Enterprises need proactive cyber security – can’t wait for Cyber troops to be ready for action.
The main reason why so many organizations are suffering breaches and other forms of cyber-attacks is because they’re not practicing proactive cyber security, but reactive. They only opt for a cyber-security solution after already being hit, and they usually do it wrong.
With the always-evolving threat of hacking, it is essential that the public and private sectors take a proactive cyber security approach. One attempt to accomplish this are two EU-funded projects, SHARCS and PQCRYPTO, are working to develop new security paradigms, architectures, and software to ensure our ICT systems are secure and trustworthy.
Clearly, more work needs to be done to proactively ensure the security of our online information. To mitigate threats such as FFS and others, there is an ongoing need for new testing methods, hardware certification, and adaptations of software needs. For these reasons, the SHARCS project is designing, building and demonstrating secure-by-design applications and services capable of achieving end-to-end security for users. At the same time, the PQCRYPTO project is working on cryptographic systems that are secure not only for today’s needs but also against the long-term attacks presented by quantum computers.

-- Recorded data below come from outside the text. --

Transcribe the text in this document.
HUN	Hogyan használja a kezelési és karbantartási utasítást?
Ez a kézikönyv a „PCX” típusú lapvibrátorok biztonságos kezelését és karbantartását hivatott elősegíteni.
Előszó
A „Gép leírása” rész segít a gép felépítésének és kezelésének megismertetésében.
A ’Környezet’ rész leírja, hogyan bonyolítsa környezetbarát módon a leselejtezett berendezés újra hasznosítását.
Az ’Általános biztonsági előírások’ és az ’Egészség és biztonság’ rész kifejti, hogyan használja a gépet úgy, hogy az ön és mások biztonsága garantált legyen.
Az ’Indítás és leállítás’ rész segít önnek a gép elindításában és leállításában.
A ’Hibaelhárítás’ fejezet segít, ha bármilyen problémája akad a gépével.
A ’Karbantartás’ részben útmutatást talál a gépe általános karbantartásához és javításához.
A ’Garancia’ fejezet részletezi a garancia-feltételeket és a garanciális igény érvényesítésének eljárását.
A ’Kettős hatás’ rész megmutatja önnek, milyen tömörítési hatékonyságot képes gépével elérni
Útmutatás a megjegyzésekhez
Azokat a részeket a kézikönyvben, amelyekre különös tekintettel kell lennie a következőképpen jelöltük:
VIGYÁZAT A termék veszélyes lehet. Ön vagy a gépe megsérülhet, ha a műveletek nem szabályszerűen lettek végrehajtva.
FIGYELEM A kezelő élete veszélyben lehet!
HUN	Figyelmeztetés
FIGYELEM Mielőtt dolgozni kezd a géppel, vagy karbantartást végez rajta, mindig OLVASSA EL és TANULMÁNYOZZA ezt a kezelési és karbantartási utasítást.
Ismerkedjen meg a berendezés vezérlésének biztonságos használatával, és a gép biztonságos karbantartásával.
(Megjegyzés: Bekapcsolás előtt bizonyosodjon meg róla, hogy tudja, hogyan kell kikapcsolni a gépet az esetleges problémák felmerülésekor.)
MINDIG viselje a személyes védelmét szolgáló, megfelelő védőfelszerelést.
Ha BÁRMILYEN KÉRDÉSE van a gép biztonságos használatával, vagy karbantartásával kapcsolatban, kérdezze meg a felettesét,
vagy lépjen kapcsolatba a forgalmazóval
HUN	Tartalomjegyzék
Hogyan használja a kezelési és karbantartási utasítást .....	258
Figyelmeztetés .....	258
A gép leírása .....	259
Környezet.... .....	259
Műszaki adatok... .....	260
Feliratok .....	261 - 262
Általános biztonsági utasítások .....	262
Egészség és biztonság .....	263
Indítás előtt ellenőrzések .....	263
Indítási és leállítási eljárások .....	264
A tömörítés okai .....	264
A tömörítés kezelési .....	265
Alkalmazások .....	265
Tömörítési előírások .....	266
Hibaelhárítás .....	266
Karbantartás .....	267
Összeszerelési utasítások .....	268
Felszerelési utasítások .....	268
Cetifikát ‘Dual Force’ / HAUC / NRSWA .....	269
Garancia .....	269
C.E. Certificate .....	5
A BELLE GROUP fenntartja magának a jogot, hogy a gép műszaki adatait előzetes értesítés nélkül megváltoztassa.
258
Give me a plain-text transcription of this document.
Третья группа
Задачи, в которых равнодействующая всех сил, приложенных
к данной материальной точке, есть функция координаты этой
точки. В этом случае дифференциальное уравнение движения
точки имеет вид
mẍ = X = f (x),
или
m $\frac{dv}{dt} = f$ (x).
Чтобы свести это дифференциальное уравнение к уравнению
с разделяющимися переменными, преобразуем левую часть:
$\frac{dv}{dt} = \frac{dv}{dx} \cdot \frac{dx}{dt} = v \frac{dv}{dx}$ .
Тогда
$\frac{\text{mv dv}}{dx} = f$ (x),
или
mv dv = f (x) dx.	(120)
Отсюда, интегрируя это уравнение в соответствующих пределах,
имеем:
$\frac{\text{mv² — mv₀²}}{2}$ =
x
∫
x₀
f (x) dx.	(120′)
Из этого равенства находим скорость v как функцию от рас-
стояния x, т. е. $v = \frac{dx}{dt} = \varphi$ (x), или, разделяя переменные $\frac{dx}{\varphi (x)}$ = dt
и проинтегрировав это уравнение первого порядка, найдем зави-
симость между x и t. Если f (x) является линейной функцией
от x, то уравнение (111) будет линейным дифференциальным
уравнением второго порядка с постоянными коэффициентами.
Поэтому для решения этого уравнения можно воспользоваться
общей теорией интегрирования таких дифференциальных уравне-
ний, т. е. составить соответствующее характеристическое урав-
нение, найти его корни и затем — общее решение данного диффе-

At the same time in the U.S., a drama started when FBI agents started contacting the DNC about its network security. The DNC received some warnings, DNC spokespersons say, but not a lot of concrete details. Eventually as previously reviewed [here], emails leaked in the DNC hack caused a large degree of unrest in the Democratic Party. DNC officials are claiming that they asked the FBI for help but were turned away. Enterprises just like the DNC need to have a proactive cyber security approach.
Many business leaders have only a vague understanding of how security threats are typically discovered and disclosed, and how the FBI works with companies. However, these protocols can have huge effects on an enterprise that’s under fire and dealing with cyber attacks. Many times companies don’t know they have been attacked until the FBI calls them… It’s imperative that businesses control their own vulnerable data – so that outsiders don’t have to get involved. Most law enforcement agencies will only get involved after a problem has become big enough to hit their radar, and by that time, it’s usually too late.
NSFOCUS, a global network, and application security provider recently said that 76% of organizations suffered a breach in the last two years. In order to protect themselves, they go for solutions which fragment and silo security efforts, only adding to the frustration. In order to properly protect themselves, organizations should automate threat intelligence, eliminate silos with integrated defenses, identify security blind spots, take an intelligent look at the network.
The fact that Cybercriminals try to gain access to protected networks from any hole that they can find created a security process that attempts to close the holes as they are found. Installing Anti-Virus protection after a virus created havoc, DDoS defenses after a DDoS attack, intrusion prevention systems, web application firewalls, and a host of other security technologies.
The different attacks led to visibility tools such as log aggregators, SIEMs, and traffic analyzers – but has proven to be a poor attempt to get a holistic look at the threat landscape. In reality, these solutions have created security silos that require specialized teams and result in a limited, expensive and ineffective approach to security. Enterprises can’t hire or employ the amount of security personnel required to protect operations.
How does an Enterprise implement Proactive Cyber Security?
There are emerging solutions to that include a suite of tools that will help provide robust network protection, not just on the perimeter, but inside of a network, with a window into daily activities to catch anomalies that can be signs of a pending or occurring attack. One example is Safe-T a cyber provider of secure data exchange and access with solutions that include self-monitoring, file sharing tools, data scanning, data encryption all this to make a company’s internal security hardy enough to keep up with the wide range of malware, virus, phishing and hacking efforts that circle the business system constantly.